Equal Eyes: Asia and the Pacific round-up for March 2018

Catch up on lesbian, gay, bisexual, transgender and intersex news and issues around Asia and the Pacific in this latest edition of Equal Eyes.

March 2018

HIV, Health, and Wellness: In Australia’s state of New South Wales, a PrEP trial was so successful in recruiting participants, that researchers petitioned the government to double enrollment. With higher participation, they announced that new HIV infections had declined by a third over the previous year. As of 1 April, Australia began offering PrEP through the Pharmaceutical Benefits Scheme to subsidize costs and make it more accessible outside of research trials

From China, the Beijing Municipal Commission of Education (BMCE) reported that college students accounted for half of the city’s HIV-positive cases. The BMCE has ordered that colleges and universities provide courses on “scientific and systematic knowledge about sex and reproductive health” to fight the epidemic.
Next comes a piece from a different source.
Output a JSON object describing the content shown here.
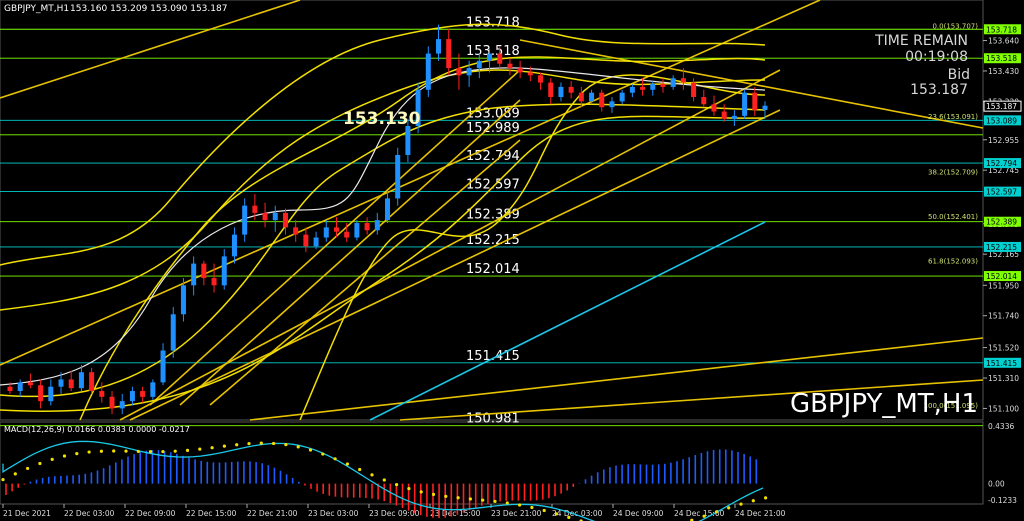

From Asia, a panel of experts discussed new approaches in harnessing social media to increase HIV testing, especially among gay, bisexual, and other men who have sex with men, youth, and trans people.
From the World of Politics: As Indonesia’s Parliament prepares to vote on whether to criminalize same-sex behavior and sex outside of marriage through an amendment to the Criminal Code, the Chairman of the People’s Consultative Assembly (MPR) told students that “globalization and modernization” have led to “rampant LGBT people”, drugs, and promiscuity.

In Australia, the state of Tasmania elected Alison Standen, the first openly lesbian candidate to Parliament.
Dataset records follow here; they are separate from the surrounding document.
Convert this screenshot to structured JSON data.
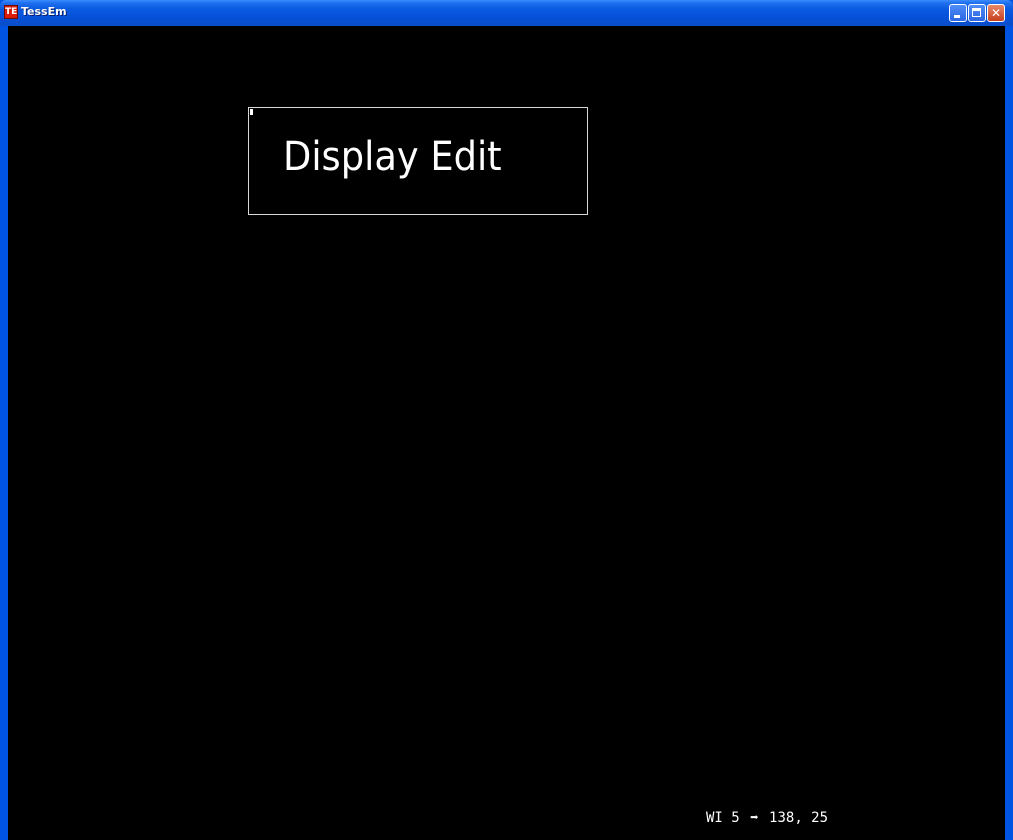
{
  "window": {
    "title": "TessEm",
    "app_icon": "tessem-app-icon",
    "controls": {
      "minimize_icon": "minimize-icon",
      "maximize_icon": "maximize-icon",
      "close_icon": "close-icon"
    }
  },
  "screen": {
    "display_title": "Display Edit",
    "status": {
      "prefix": "WI 5",
      "arrow_icon": "right-arrow-icon",
      "coords": "138, 25"
    }
  }
}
Fear and Loathing: Indonesian authorities in the Aceh province have conducted more raids on hair salons and private residences. The recent raids led to four more arrests of people accused of same-sex conduct.
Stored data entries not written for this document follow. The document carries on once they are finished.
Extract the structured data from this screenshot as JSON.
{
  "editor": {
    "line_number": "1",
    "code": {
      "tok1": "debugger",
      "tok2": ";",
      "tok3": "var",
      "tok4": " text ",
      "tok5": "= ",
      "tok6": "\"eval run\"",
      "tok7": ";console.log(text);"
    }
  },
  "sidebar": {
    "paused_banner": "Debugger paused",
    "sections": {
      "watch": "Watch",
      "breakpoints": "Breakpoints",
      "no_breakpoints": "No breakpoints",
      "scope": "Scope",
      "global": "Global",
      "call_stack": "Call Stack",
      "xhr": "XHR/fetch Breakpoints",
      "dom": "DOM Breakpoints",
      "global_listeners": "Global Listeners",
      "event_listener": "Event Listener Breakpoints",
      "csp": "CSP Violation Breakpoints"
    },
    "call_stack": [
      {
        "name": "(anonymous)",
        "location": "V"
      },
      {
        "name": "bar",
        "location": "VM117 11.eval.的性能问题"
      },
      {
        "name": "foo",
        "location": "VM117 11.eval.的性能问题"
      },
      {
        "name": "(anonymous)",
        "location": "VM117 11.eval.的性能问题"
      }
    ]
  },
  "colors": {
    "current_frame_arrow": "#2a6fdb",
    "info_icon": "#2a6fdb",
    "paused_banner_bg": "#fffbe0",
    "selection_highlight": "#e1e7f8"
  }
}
On the March: In the Philippines, many students, LGBTQI+ groups, and other allies continued to protest the government’s delay in moving forward with the Anti-Discrimination Bill, now titled the SOGIE Equality Bill.

Winds of Change: The World Bank released a new report, Economic Inclusion of LGBTI Groups in Thailand, that recommends policies and program options to help move Thailand from “tolerance to full economic and social inclusion of LGBTI groups”.

In Pakistan, fashion model Maavia Malik became the first openly trans news anchor joining the Kohenoor News show.

Thousands praised Australian TV correspondent Karl Schmid for his emotional social media post revealing he is HIV-positive in which he wrote:”For anyone who has ever doubted themselves because of those scary three letters and one symbol, let me tell you this, you are somebody who matters. Your feelings, your thoughts, your emotions count. And don’t let anybody tell you otherwise.”

School Days: In India, maths and science teacher Abhijit Kundu is suing the Calcutta International School for allegedly firing him after his autobiography “Amar Shamakami Ejahar (My Homosexual Confession)” was featured at the Kolkata International Book Fair.

Sports and Culture: In India, the Aravani Art Project is employing trans women to paint murals in public spaces across the country in an effort to give trans people a voice and to encourage dialogue across communities.
Equal Eyes is edited by Christina Dideriksen and Richard Burzynski. The views presented here do not necessarily represent the view of UNAIDS or its Cosponsors.